Killer of Sheep (1979)

The most famous film that nobody has heard about, "The Killer of Sheep" is a film that has a lot of critical praise and respect surrounding it...considering the fact that many herald it as the quintessential film that time forgot, I find this movie ironic.
The movie concerns a black family living in borderline poverty in an American town which I couldn't identify. It looked like it was in the south...but I could be wrong about that.
The narrative meanders quite a while before it picks a person to call its central figure. Stan (Henry Gayle Sanders) is a family man and worker. He rarely sleeps, stumbling around as a pacified insomniac. His wife is desperate for attention, but loyal to Stan. She will not leave him just because he no longer seems interested in her.
As much as the movie is about Stan, it's more about recreating an entire sub-culture—at this, the films is much more successful.
The movie's budget is always mentioned when talking about the film. Made for next to nothing, as far as films are concerned, "Killer of Sheep" remains probably the most famous 'student film'. The film was made by Charles Burnett, who has since disappeared. He is still directing, but I had not heard of any of his films besides this one.
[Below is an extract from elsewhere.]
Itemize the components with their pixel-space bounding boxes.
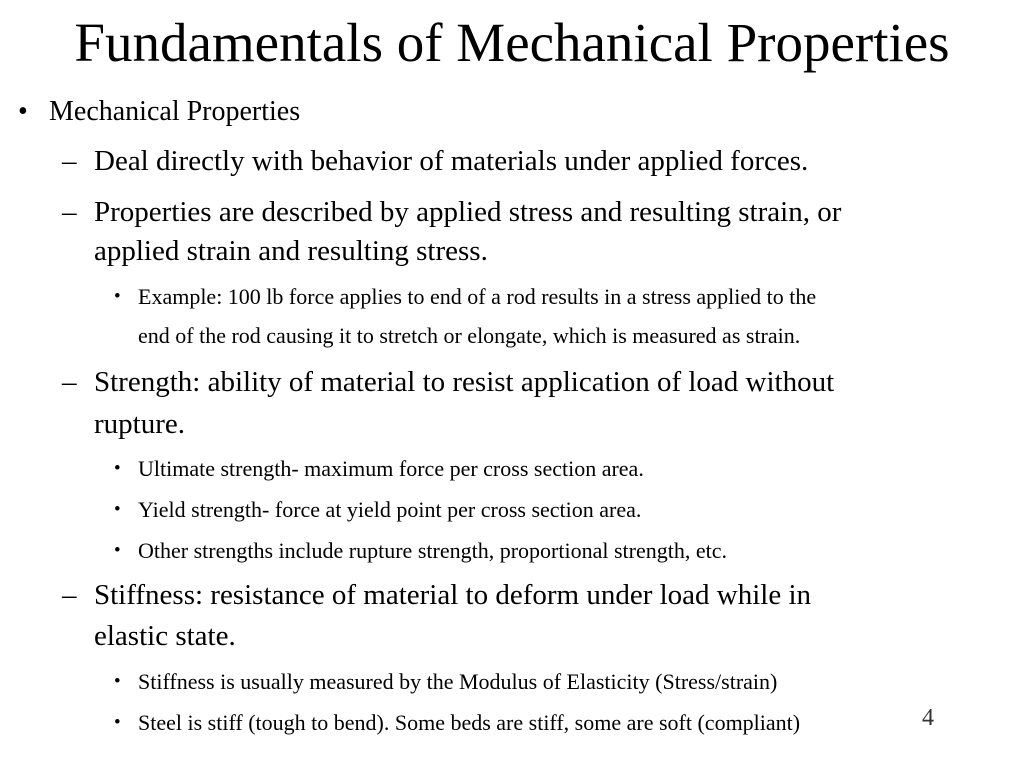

Children are a central figure to the movie. The camera captures how the goof off and play...this is key for preserving the feeling that the film generates.
The women sass and sulk, the men act like kids, the kids pretend to be adults.
It's a film that is almost completely devoid of a white character...but it doubt if it's making a racial comment. There are bad characters and good characters in "Killer of Sheep" regardless of their skin color. Perhaps the film is asking for a better chance to be given to those in poverty; but I can't really find a meaning behind the dreary and suffocating shots.
The movie is a herald to what the independent filmmaker can achieve...a feat that would be replicated years later by "Beasts of the Southern Wild".
So many emotions run through "Killer of Sheep"—horror, despair, dark humor, longing, romance, rejection, boredom, and need.
Burnett always returns to the children as a marker of some kind, showing how the film's story has progressed and the location of the story remains the same.
The plot is a rambling storyline that is unafraid to show snippets of other people's conversations and lives. Stan survives a few days...that's essentially all what the film is about.
He has two kids and they seem destined to take separated paths. The girl is demure and inquisitive and the boy is turning into a rebel.
"Killer of Sheep" is about the setting, these characters are living out the traditions of their parents. They yell at their kids the same way, beat them the same way, interact with each other in the same way—yet they are completely true to themselves. They find new ways to stray from the traditional upbringing that they all—no doubt—had.
There's a great sleepiness to the film and sleep is a large part of it. If only Stan would shut his eyes, something we rarely see him do, maybe he could get rest. Rest would mean a validation of something to the viewer so he is kept from resting.
"Killer of Sheep" challenges its viewer, it demands respect.
That being said, the film indulges in its own quirks. Shots carry on far too long and the plot meanders more than necessary.
It's faintly reminiscent of Richard Linklater's "Slacker"; yet without the Allen-esque humor.
"Killer of Sheep" is a joyless film, full of life. The bleakness of the everyday street, shot with caring, is enough to almost make you cry.